Spherical Molecules:
Fullerene's Bonds
In the big molecules of pure carbon (without hydrogen) to build these molecules it is necessary to use electrons from these carbon atoms to compose the molecular bonds. This usually is got forming hexagonal structures (benzene type) and using two or more connection types, so that, while few hexa groups give other electrons, these other hexa capture the given electron to form their bonds.
This way, in the case of fullerene C60 seems that four groups hexa exist (central) with triple bonds that give six electrons each one. The other type composes six hexa groups of double bond that capture four electrons each ones. So, triples bonds give 24 electron, which are captured for the dobles bonds.
The molecular cohesion would be covalent among the carbon atoms of each hexa group and of ionic type among hexa groups, but very weak and delicate because all carbons maintain its own magnetic structure (and magnetic potential) and therefore their resultant signal Nmr should be equal in all them.

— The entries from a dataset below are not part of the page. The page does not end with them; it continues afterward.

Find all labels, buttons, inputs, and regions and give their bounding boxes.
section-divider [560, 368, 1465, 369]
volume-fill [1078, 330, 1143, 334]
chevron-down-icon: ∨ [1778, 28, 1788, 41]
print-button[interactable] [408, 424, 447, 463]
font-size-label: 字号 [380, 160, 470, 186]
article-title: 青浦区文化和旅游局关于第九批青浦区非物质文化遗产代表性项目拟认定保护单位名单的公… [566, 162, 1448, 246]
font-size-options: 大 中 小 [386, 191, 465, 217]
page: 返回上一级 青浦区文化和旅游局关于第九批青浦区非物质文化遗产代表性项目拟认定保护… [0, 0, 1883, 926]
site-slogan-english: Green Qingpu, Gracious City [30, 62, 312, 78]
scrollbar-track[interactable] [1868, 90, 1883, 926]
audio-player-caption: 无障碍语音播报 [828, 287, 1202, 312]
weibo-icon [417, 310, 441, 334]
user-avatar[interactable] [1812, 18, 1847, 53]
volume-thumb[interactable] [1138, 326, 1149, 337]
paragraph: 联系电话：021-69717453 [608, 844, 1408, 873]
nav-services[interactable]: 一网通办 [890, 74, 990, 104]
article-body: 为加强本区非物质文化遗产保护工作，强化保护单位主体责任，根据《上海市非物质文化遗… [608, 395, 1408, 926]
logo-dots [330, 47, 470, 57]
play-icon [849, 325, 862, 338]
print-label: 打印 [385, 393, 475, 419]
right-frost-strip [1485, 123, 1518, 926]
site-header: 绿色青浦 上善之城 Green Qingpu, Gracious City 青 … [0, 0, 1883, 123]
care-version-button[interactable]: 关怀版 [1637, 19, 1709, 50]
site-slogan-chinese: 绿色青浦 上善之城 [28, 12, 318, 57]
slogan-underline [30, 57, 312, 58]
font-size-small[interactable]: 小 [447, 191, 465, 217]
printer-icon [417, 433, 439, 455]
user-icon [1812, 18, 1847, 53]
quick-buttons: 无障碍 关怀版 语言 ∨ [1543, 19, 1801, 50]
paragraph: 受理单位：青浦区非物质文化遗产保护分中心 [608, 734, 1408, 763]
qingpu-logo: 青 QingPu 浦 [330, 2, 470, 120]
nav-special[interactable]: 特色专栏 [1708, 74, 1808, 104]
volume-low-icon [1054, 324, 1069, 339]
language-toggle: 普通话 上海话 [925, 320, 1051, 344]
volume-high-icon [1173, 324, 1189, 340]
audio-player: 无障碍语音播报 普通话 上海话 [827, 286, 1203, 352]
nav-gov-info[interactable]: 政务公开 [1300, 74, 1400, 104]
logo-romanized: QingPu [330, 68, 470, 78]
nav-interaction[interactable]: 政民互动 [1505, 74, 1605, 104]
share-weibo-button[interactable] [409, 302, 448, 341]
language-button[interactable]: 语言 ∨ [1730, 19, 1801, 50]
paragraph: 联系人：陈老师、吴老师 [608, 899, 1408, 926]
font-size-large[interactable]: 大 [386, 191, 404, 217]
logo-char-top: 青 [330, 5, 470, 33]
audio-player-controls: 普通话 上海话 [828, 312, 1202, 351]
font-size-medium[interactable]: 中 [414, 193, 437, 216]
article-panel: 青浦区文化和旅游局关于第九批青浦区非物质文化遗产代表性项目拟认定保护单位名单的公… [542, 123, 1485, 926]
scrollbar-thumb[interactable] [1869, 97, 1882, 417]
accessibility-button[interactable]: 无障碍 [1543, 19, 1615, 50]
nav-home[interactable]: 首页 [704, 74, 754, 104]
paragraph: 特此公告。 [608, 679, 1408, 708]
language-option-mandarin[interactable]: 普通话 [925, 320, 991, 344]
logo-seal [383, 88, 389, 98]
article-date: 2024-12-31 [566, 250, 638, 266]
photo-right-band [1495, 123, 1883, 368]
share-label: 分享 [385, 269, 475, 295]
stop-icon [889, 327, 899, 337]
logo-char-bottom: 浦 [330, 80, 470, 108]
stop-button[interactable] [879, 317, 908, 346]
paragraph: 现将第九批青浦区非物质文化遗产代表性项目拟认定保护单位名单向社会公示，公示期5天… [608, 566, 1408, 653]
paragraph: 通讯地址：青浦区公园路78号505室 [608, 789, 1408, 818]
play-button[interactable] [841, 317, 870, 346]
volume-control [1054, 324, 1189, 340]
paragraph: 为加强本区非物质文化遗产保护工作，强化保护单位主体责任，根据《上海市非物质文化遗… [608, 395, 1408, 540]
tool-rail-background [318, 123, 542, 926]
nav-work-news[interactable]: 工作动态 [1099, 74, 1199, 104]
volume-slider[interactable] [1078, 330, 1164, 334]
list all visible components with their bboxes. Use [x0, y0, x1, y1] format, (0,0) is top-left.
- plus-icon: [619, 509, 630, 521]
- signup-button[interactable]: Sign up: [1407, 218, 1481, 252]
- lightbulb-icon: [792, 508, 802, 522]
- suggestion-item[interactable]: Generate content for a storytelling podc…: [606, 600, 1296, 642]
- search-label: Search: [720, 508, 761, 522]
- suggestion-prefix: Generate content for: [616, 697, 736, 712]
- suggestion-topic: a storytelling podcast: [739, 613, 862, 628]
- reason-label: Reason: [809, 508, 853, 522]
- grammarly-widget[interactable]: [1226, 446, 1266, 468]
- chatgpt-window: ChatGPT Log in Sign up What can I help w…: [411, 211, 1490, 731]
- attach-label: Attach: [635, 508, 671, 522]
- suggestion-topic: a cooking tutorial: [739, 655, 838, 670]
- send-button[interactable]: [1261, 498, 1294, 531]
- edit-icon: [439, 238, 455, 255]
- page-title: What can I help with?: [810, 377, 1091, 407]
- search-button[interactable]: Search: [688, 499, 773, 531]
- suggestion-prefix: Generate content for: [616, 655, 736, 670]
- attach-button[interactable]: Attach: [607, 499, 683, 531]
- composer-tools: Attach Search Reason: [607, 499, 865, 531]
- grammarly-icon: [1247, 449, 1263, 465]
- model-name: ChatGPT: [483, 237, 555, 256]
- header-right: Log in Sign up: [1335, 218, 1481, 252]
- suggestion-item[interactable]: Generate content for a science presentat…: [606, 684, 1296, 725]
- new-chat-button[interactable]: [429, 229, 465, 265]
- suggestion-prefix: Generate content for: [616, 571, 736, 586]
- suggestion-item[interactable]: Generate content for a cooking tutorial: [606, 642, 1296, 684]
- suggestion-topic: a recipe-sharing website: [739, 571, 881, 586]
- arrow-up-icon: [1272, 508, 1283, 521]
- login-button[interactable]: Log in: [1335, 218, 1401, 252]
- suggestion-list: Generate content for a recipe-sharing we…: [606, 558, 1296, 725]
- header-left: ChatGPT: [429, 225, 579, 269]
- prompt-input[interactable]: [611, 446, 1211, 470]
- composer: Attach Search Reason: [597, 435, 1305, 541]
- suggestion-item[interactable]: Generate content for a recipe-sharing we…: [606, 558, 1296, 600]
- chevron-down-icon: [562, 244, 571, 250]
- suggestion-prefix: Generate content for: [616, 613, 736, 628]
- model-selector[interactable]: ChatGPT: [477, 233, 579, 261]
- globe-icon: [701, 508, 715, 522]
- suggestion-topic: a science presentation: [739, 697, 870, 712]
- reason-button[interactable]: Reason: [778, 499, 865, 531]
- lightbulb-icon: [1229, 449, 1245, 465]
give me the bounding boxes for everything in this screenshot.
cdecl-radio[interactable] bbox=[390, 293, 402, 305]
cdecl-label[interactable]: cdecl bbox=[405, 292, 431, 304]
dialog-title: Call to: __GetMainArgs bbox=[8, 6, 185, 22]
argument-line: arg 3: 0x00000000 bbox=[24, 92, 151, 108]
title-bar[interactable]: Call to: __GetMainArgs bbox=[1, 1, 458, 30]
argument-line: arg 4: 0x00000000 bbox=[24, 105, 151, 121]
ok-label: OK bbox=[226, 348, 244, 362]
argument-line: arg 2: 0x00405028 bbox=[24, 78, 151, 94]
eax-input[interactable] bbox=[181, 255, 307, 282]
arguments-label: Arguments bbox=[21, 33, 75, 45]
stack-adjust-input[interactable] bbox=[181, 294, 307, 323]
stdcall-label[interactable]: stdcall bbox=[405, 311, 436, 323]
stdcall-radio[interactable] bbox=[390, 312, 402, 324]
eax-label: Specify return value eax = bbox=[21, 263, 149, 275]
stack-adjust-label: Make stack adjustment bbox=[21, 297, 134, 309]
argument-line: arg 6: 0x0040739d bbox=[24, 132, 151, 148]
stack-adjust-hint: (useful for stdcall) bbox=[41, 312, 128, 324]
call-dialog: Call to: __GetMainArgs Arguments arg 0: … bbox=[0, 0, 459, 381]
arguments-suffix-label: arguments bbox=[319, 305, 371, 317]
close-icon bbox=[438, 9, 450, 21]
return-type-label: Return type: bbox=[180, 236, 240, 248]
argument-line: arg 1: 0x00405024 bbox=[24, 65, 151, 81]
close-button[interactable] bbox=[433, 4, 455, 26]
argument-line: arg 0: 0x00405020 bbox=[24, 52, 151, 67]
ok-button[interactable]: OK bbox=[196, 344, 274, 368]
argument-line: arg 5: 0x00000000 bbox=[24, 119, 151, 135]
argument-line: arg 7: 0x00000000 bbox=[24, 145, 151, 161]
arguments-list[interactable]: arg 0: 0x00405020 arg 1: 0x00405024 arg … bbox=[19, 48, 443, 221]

On the other hand the double bonds will have excess of electrons and they will be prone to give them what would propitiate their connections with halogens, while the triples bonds will contain less electrons and they will be favourable for the connections with alkaline.
Graphite is made up of pure carbon that has a double type of structure: One of covalent character by means of which groups of six carbons (benzene type) are formed. And another of ionic character by means of which these hexa groups unite for ionic action.
For it, some hexa groups have to give electrons to other groups to be able to form the corresponding bonds.
It is gotten when forming some hexa groups with double bond and the other ones with triple bonds.
The hexas with triple bond (T) have six surplus electrons to give to the double bonds (D) that need of those six electrons.
When giving and accepting electrons these groups, they take ion character and they join alternating to form graphite (T-D-T-D-T-D.........).
I repeat again that any hexa groups have its magnetic potential almost balanced, and therefore, the cohesion among hexa groups is very weak.
Then, according to its environmental conditions of formation (pressure, temperature, etc.) graphite takes different structures, such as: spheres, spirals, tubular, lineal, etc. To more compression-more compact; while less compression-less compact.